Inside UTF-8

Let us briefly look at how computers store and display text.

ASCII is an old encoding system for storing characters as ones and zeroes. The ASCII standard uses 7 bits to represent 128 different symbols: numbers, English letters, control codes and supplementary symbols.

Here is an example of the lowercase letter "x" encoded with ASCII:

01111000

Converted to decimal, this is the number 120, which represents the letter "x" in the ASCII table. Other symbols use the same logic - each character has a decimal representation, which in turn is converted to a binary value.

Despite using only 7 bits, each ASCII character is stored in a byte (8 bits) for convenience. This is why the first bit is always a zero.

But 128 values is not enough if you want to store and display anything other than English alphabet. For things like Cyrillic characters, you need Unicode.

The vast majority of the computer world uses UTF-8, which is one of the encodings of Unicode. It uses up to 4 bytes (32 bits) to store data, and it can theoretically be used to represent 1.1 million unique characters. As of 2024, the standard defines almost 150,000.

The first 128 characters are the same as found in ASCII, and they are also stored in one byte (8 bits).

The lowercase letter "x" also looks like this in UTF-8:

01111000

Again, when the character is stored in one byte, the first bit is always 0.

But what if we want to display the Cyrillic character "Є", which is not in ASCII? In UTF-8, this letter is represented by the number 1028. To store it, you would need to use two bytes (16 bits):

11010000 10000100

Here it gets interesting. If you convert these 16 bits to decimal, you will get 53380, not 1028. This is because not only does UTF-8 need to store a number, it also needs to help the computer read it.

When two or more bytes are needed, the first byte will start with as many ones as there are bytes, followed by a zero. This is an instruction for the computer. In our case, the first byte starts with 110, which means that there are two bytes in total. After that we have 10000, which is the first part of the actual number.

The following bytes will always start with 10 to indicate that they are part of the bigger value. Here, the second byte starts with 10, so the relevant bits are 000100.

Combined, we get the number 10000 000100, which is 1028 when converted to decimal.

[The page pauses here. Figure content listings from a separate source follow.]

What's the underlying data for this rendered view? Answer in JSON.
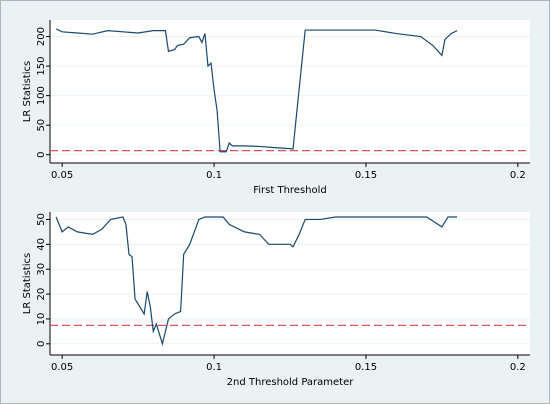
{
  "chart_data": [
    {
      "type": "line",
      "xlabel": "First Threshold",
      "ylabel": "LR Statistics",
      "xlim": [
        0.046,
        0.204
      ],
      "xticks": [
        0.05,
        0.1,
        0.15,
        0.2
      ],
      "ylim": [
        -14,
        228
      ],
      "yticks": [
        0,
        50,
        100,
        150,
        200
      ],
      "grid": true,
      "reference_line": {
        "value": 7,
        "color": "#d9535f"
      },
      "x": [
        0.048,
        0.05,
        0.055,
        0.06,
        0.065,
        0.07,
        0.075,
        0.08,
        0.084,
        0.085,
        0.087,
        0.088,
        0.09,
        0.092,
        0.095,
        0.096,
        0.097,
        0.098,
        0.099,
        0.1,
        0.101,
        0.102,
        0.103,
        0.104,
        0.105,
        0.106,
        0.11,
        0.115,
        0.12,
        0.126,
        0.13,
        0.14,
        0.153,
        0.16,
        0.168,
        0.172,
        0.175,
        0.176,
        0.178,
        0.18
      ],
      "series": [
        {
          "name": "LR",
          "color": "#1a476f",
          "values": [
            213,
            208,
            206,
            204,
            210,
            208,
            206,
            210,
            210,
            175,
            178,
            185,
            187,
            198,
            200,
            190,
            205,
            150,
            155,
            110,
            75,
            5,
            5,
            5,
            20,
            15,
            15,
            14,
            12,
            10,
            211,
            211,
            211,
            205,
            200,
            185,
            168,
            195,
            205,
            210
          ]
        }
      ]
    },
    {
      "type": "line",
      "xlabel": "2nd Threshold Parameter",
      "ylabel": "LR Statistics",
      "xlim": [
        0.046,
        0.204
      ],
      "xticks": [
        0.05,
        0.1,
        0.15,
        0.2
      ],
      "ylim": [
        -4.5,
        53
      ],
      "yticks": [
        0,
        10,
        20,
        30,
        40,
        50
      ],
      "grid": true,
      "reference_line": {
        "value": 7.4,
        "color": "#d9535f"
      },
      "x": [
        0.048,
        0.05,
        0.052,
        0.055,
        0.06,
        0.063,
        0.066,
        0.07,
        0.071,
        0.072,
        0.073,
        0.074,
        0.077,
        0.078,
        0.079,
        0.08,
        0.081,
        0.083,
        0.084,
        0.085,
        0.087,
        0.089,
        0.09,
        0.092,
        0.095,
        0.097,
        0.103,
        0.105,
        0.11,
        0.115,
        0.118,
        0.125,
        0.126,
        0.128,
        0.13,
        0.135,
        0.14,
        0.17,
        0.175,
        0.177,
        0.18
      ],
      "series": [
        {
          "name": "LR",
          "color": "#1a476f",
          "values": [
            51,
            45,
            47,
            45,
            44,
            46,
            50,
            51,
            48,
            36,
            35,
            18,
            12,
            21,
            15,
            5,
            8,
            0,
            5,
            10,
            12,
            13,
            36,
            40,
            50,
            51,
            51,
            48,
            45,
            44,
            40,
            40,
            39,
            44,
            50,
            50,
            51,
            51,
            47,
            51,
            51
          ]
        }
      ]
    }
  ]
}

The same applies for three-byte characters. Here's what the encoding of the euro sign "€" looks like:

11100010 10000010 10101100

When we remove all of the "instructional" bits at the start of each byte, we get 0010 000010 101100, or 8364 in decimal.

And finally, here's the blueprint to store any four-byte character:

11110xxx 10xxxxxx 10xxxxxx 10xxxxxx

That's pretty much it. I hope it either gets you excited about character encodings or at least makes them less scary.